The PAM case described in this paper is the first to be reported in Zambia. This case was detected during one of the hot months with spiking temperatures supporting observations that N. fowleri infections are associated with hot seasonality . As has been reported elsewhere, the diagnosis of PAM possesses challenges in that its clinical presentation is similar to that of bacterial meningitis. Due to its rapid progression, death usually occurs within 6–17 days of initial exposure if not promptly diagnosed .
The lack of information on PAM in Zambia indicates that there is limited or no awareness among clinical and laboratory staff leading to misdiagnosis of cases. In the few cases of PAM successfully managed [10, 11] in other regions, correct and prompt diagnosis was done and treatment commenced without delay. In the absence of a detailed history of exposure, it is very difficult to clinically diagnose PAM as the infection presents like other types of meningitis. Our case presented with clinical signs and symptoms similar to those that have been previously documented [7, 12]. Symptoms such as severe headache, high grade fever, photophobia, lethargy, confusion with altered levels of consciousness and seizures are commonly observed in patients with PAM. Death in most of the cases is due to increased intracranial pressure .

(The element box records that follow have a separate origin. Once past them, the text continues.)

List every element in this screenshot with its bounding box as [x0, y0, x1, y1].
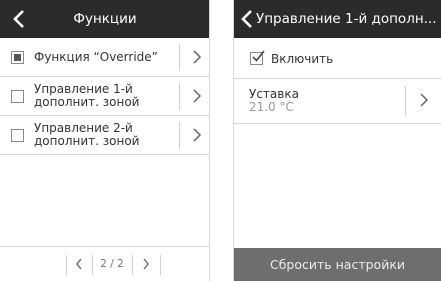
- zone-1-checkbox[interactable]: [11, 90, 24, 103]
- setpoint-row[interactable]: Уставка 21.0 °C: [234, 79, 441, 124]
- chevron-right-icon[interactable]: [191, 88, 203, 104]
- page-title: Управление 1-й дополн...: [256, 11, 437, 27]
- reset-settings-button[interactable]: Сбросить настройки: [234, 248, 441, 281]
- chevron-right-icon[interactable]: [418, 92, 430, 108]
- enable-checkbox[interactable]: [250, 50, 265, 65]
- prev-page-icon[interactable]: [74, 257, 84, 271]
- override-label: Функция “Override”: [34, 50, 158, 64]
- page-indicator: 2 / 2: [100, 258, 124, 270]
- enable-row[interactable]: Включить: [234, 38, 441, 79]
- zone-control-header: Управление 1-й дополн...: [234, 0, 441, 38]
- list-item-zone-1[interactable]: Управление 1-й дополнит. зоной: [0, 77, 209, 116]
- chevron-right-icon[interactable]: [191, 49, 203, 65]
- page-title: Функции: [73, 11, 137, 27]
- setpoint-value: 21.0 °C: [249, 100, 294, 114]
- functions-screen: Функции Функция “Override” Управление 1-…: [0, 0, 210, 281]
- next-page-icon[interactable]: [141, 257, 151, 271]
- zone-2-label: Управление 2-й дополнит. зоной: [34, 121, 140, 148]
- list-item-override[interactable]: Функция “Override”: [0, 38, 209, 77]
- override-checkbox[interactable]: [11, 51, 24, 64]
- zone-2-checkbox[interactable]: [11, 129, 24, 142]
- checkmark-icon: [252, 50, 265, 62]
- functions-header: Функции: [0, 0, 209, 38]
- zone-control-screen: Управление 1-й дополн... Включить Уставк…: [233, 0, 441, 281]
- enable-label: Включить: [271, 52, 334, 66]
- list-item-zone-2[interactable]: Управление 2-й дополнит. зоной: [0, 116, 209, 155]
- zone-1-label: Управление 1-й дополнит. зоной: [34, 82, 140, 109]
- pagination: 2 / 2: [0, 246, 210, 281]
- chevron-right-icon[interactable]: [191, 127, 203, 143]
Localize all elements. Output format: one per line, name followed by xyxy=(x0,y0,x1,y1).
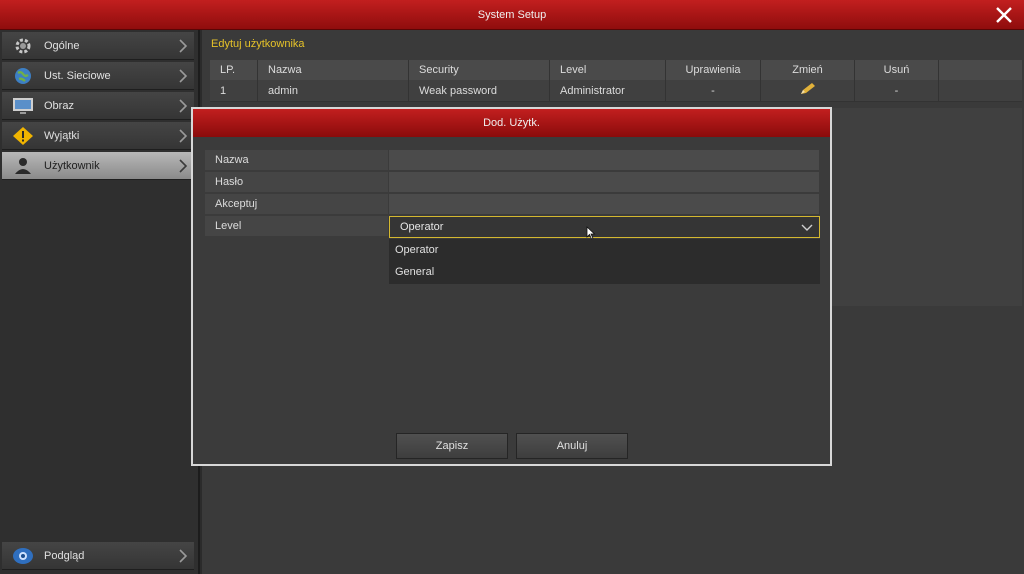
password-input[interactable] xyxy=(389,172,819,192)
level-selected-value: Operator xyxy=(400,221,444,233)
sidebar-item-label: Ogólne xyxy=(44,39,80,52)
sidebar-item-user[interactable]: Użytkownik xyxy=(2,152,194,180)
name-input[interactable] xyxy=(389,150,819,170)
gear-icon xyxy=(12,35,34,57)
password-label: Hasło xyxy=(205,172,388,192)
level-label: Level xyxy=(205,216,388,236)
sidebar-item-preview[interactable]: Podgląd xyxy=(2,542,194,570)
header-level: Level xyxy=(550,60,666,80)
chevron-right-icon xyxy=(178,549,188,566)
close-icon[interactable] xyxy=(994,5,1014,25)
confirm-label: Akceptuj xyxy=(205,194,388,214)
header-security: Security xyxy=(409,60,550,80)
table-header: LP. Nazwa Security Level Uprawienia Zmie… xyxy=(210,60,1022,80)
row-spacer xyxy=(939,80,1022,101)
section-title: Edytuj użytkownika xyxy=(211,38,305,50)
confirm-input[interactable] xyxy=(389,194,819,214)
save-button[interactable]: Zapisz xyxy=(396,433,508,459)
header-edit: Zmień xyxy=(761,60,855,80)
add-user-dialog: Dod. Użytk. Nazwa Hasło Akceptuj Level O… xyxy=(191,107,832,466)
eye-icon xyxy=(12,545,34,567)
header-lp: LP. xyxy=(210,60,258,80)
row-name: admin xyxy=(258,80,409,101)
level-select[interactable]: Operator xyxy=(389,216,820,238)
user-icon xyxy=(12,155,34,177)
chevron-right-icon xyxy=(178,39,188,56)
cancel-button[interactable]: Anuluj xyxy=(516,433,628,459)
chevron-right-icon xyxy=(178,159,188,176)
sidebar-item-image[interactable]: Obraz xyxy=(2,92,194,120)
row-lp: 1 xyxy=(210,80,258,101)
header-spacer xyxy=(939,60,1022,80)
pencil-icon[interactable] xyxy=(799,82,817,99)
level-dropdown: Operator General xyxy=(389,239,820,284)
warning-icon xyxy=(12,125,34,147)
globe-icon xyxy=(12,65,34,87)
sidebar-item-exceptions[interactable]: Wyjątki xyxy=(2,122,194,150)
chevron-right-icon xyxy=(178,69,188,86)
row-permissions: - xyxy=(666,80,761,101)
sidebar-item-general[interactable]: Ogólne xyxy=(2,32,194,60)
monitor-icon xyxy=(12,95,34,117)
sidebar-item-network[interactable]: Ust. Sieciowe xyxy=(2,62,194,90)
level-option-operator[interactable]: Operator xyxy=(389,239,820,261)
name-label: Nazwa xyxy=(205,150,388,170)
row-delete[interactable]: - xyxy=(855,80,939,101)
sidebar-item-label: Podgląd xyxy=(44,549,85,562)
window-title: System Setup xyxy=(477,8,547,21)
header-delete: Usuń xyxy=(855,60,939,80)
row-level: Administrator xyxy=(550,80,666,101)
level-option-general[interactable]: General xyxy=(389,261,820,283)
sidebar-item-label: Ust. Sieciowe xyxy=(44,69,111,82)
mouse-cursor-icon xyxy=(586,226,596,243)
user-table: LP. Nazwa Security Level Uprawienia Zmie… xyxy=(210,60,1022,102)
chevron-right-icon xyxy=(178,129,188,146)
background-panel xyxy=(822,108,1022,306)
sidebar: Ogólne Ust. Sieciowe Obraz Wyjątki Użytk… xyxy=(0,30,200,574)
sidebar-item-label: Obraz xyxy=(44,99,74,112)
chevron-right-icon xyxy=(178,99,188,116)
row-security: Weak password xyxy=(409,80,550,101)
chevron-down-icon xyxy=(801,222,813,235)
table-row[interactable]: 1 admin Weak password Administrator - - xyxy=(210,80,1022,102)
row-edit xyxy=(761,80,855,101)
header-name: Nazwa xyxy=(258,60,409,80)
sidebar-item-label: Użytkownik xyxy=(44,159,100,172)
sidebar-item-label: Wyjątki xyxy=(44,129,80,142)
dialog-title: Dod. Użytk. xyxy=(193,109,830,137)
header-permissions: Uprawienia xyxy=(666,60,761,80)
title-bar: System Setup xyxy=(0,0,1024,30)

Laboratory findings in PAM patients are consistent and are mostly characterized with increased leucocytes which are predominantly polymorphonuclear cells. CSF may also be purulent with marked leucocytosis, increased protein and reduced glucose levels [7, 12]. In most cases, neuro-imaging investigations in early stages of the disease do not reveal any brain abnormalities . However, a strong suspicion of PAM with history of water exposure should guide the management of patients with such presentations in the absence of bacteria or fungi in CSF specimens.
Critical to survival of PAM patients is prompt detection and aggressive treatment. Currently, the drug of choice is Amphotericin B, an antifungal agent with very low cure rate especially when used as a single drug . The sensitivity of Amphotericin B on N. fowleri was demonstrated as far back as the late 1960’s . Other drugs given alongside Amphotericin B are Rifampicin and Fluconazole. In cases where treatment has been successful, aggressive therapy with a combination of antibacterial and antifungal agents was given [8, 16]. Coupled with the use of the above mentioned drugs, management of intracranial pressure, inflammation and induced mild-moderate hypothermia (32 °C-34 °C) are key to successful recovery .
Even though the parasite is present in almost all the continents [6, 7], very few cases of PAM have been recorded since it was discovered in 1962. According to the centre for disease control and prevention (CDC), only 138 cases of PAM in the United States have been reported from 1962 to 2015. Recently, there has been an increase in the number of reported PAM cases in Asian countries [14, 17, 18] perhaps due to increased awareness.
In Africa, however, less than 10 cases have been recorded despite having weather conditions such as high temperature that favor the propagation of the parasite. The first reported case of PAM was in an 8 month old baby in Zaria state, Nigeria with no prior exposure to swimming . Following this case, another PAM patient was reported 2 years later in the same country . In addition, there is documentation of N. fowleri isolation from environmental sources [21,22,23]. N. fowleri has also been isolated from nasal passages during the dry, windy and dusty months (hamarrtan season) affecting parts of the West African coast . While most of the cases in Africa are from Nigeria, only one case has been documented in Southern Africa . The only case of suspected amoebic meningoencephalitis in a Zambian male gardener was reported in 1974 . In this case, the authors concluded that the infection was not as a result of Naegleria but rather another free living amoeba belonging to the hartmannellid family which has been classified as Acanthamoeba. It is conceivable therefore, to suggest that PAM cases are high in Africa and go undiagnosed due to lack of awareness among clinical and laboratory staff.